The delivery was the problem. Instead of curling the ball into the box, Infantino drove it straight on and out of danger, producing a set piece that looked more like a miscued clearance.
It was not a serious football failure, but it was a perfect internet clip. A FIFA president can survive a bad corner, but not without supporters turning it into a running joke.
“Just as bad as you’d expect,” said another fan bluntly.
“He should resign ASAP. He knows nothing about football,” said one angry fan.
“Hence why FIFA is about money and not the sport. Dude can’t even hit a corner anywhere near the 6-yard box,” said another fan.
“Wow. Never kicked a ball in his life,” observed another fan.
“WTF was that??!! Aaaand the obvious question is, Has this cat running FIFA ever kicked a soccer ball?” questioned one fan.

The responses show fans treating Infantino’s corner pretty harshly, but it is a funny mistake from FIFA’s most powerful figure.
Gianni Infantino’s criticism shadows the 2026 FIFA World Cup
The resurfaced clip also lands while criticism around Infantino’s FIFA is already loud before the 2026 World Cup.
The expanded tournament will feature 48 teams and 104 matches across the United States, Mexico, and Canada. That scale has brought scrutiny over ticket prices, dynamic pricing, fan access, host-city costs, and FIFA’s transparency.

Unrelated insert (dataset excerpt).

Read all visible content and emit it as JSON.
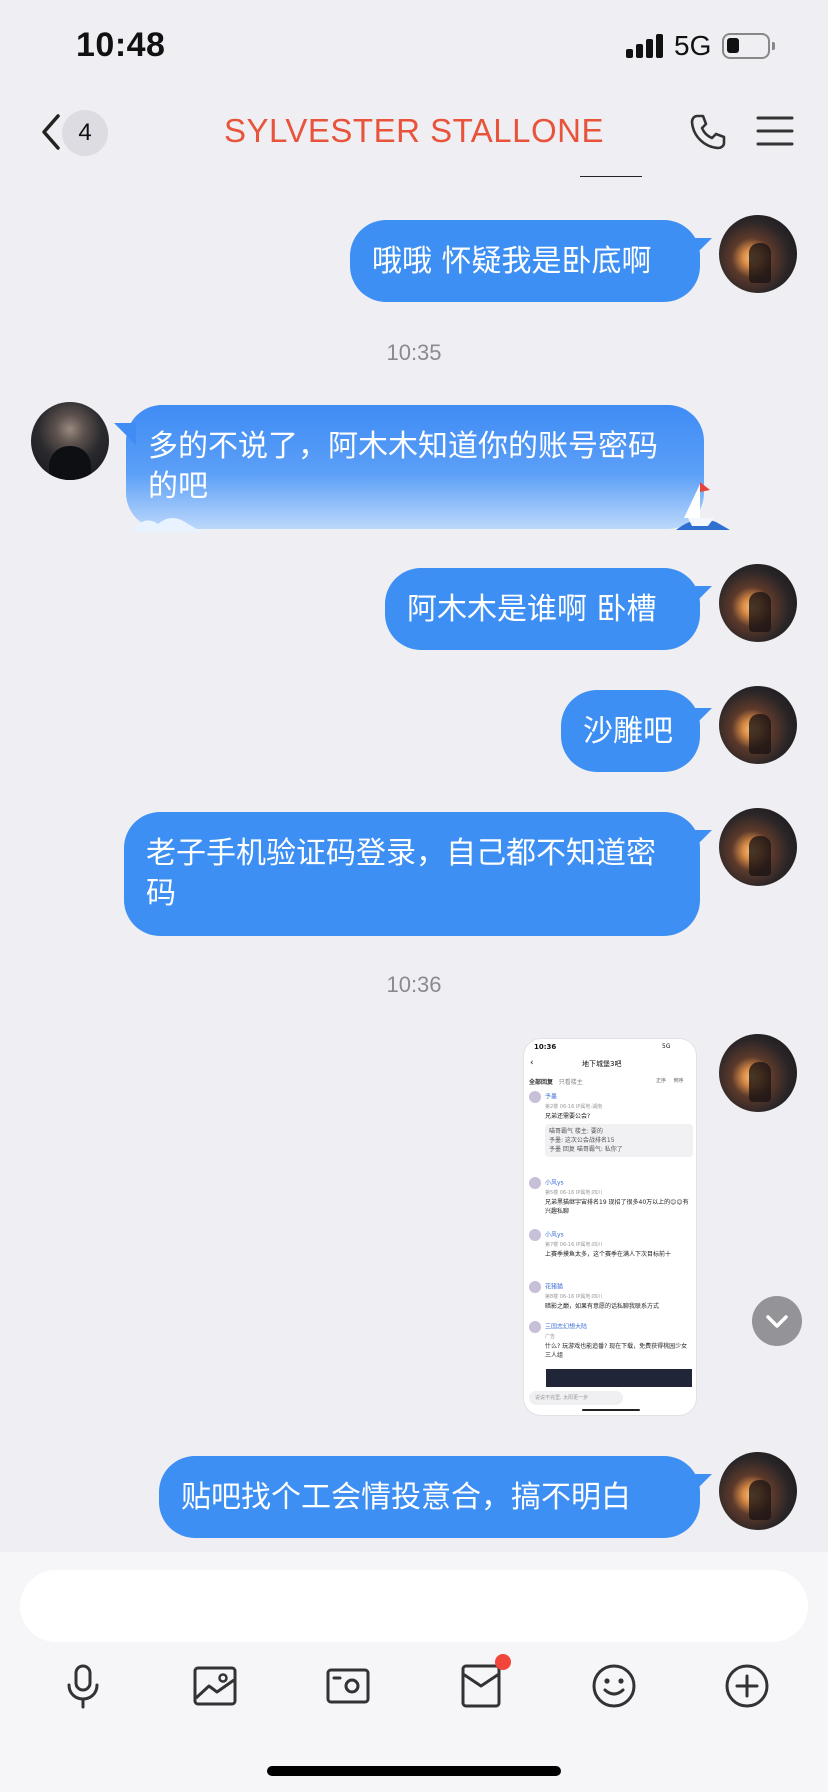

Infantino has also faced questions over his political closeness to Donald Trump, while fan groups have criticized pricing that risks shutting ordinary supporters out of the tournament.
None of that makes a bad corner more than a bad corner. It only makes the symbolism easier for critics because many already believe FIFA misses the mark under Infantino.
The hopeful part is still on the field. Once the World Cup begins, the players, crowds, and 48-nation spectacle may still give casual fans enough football to drown out the noise around FIFA.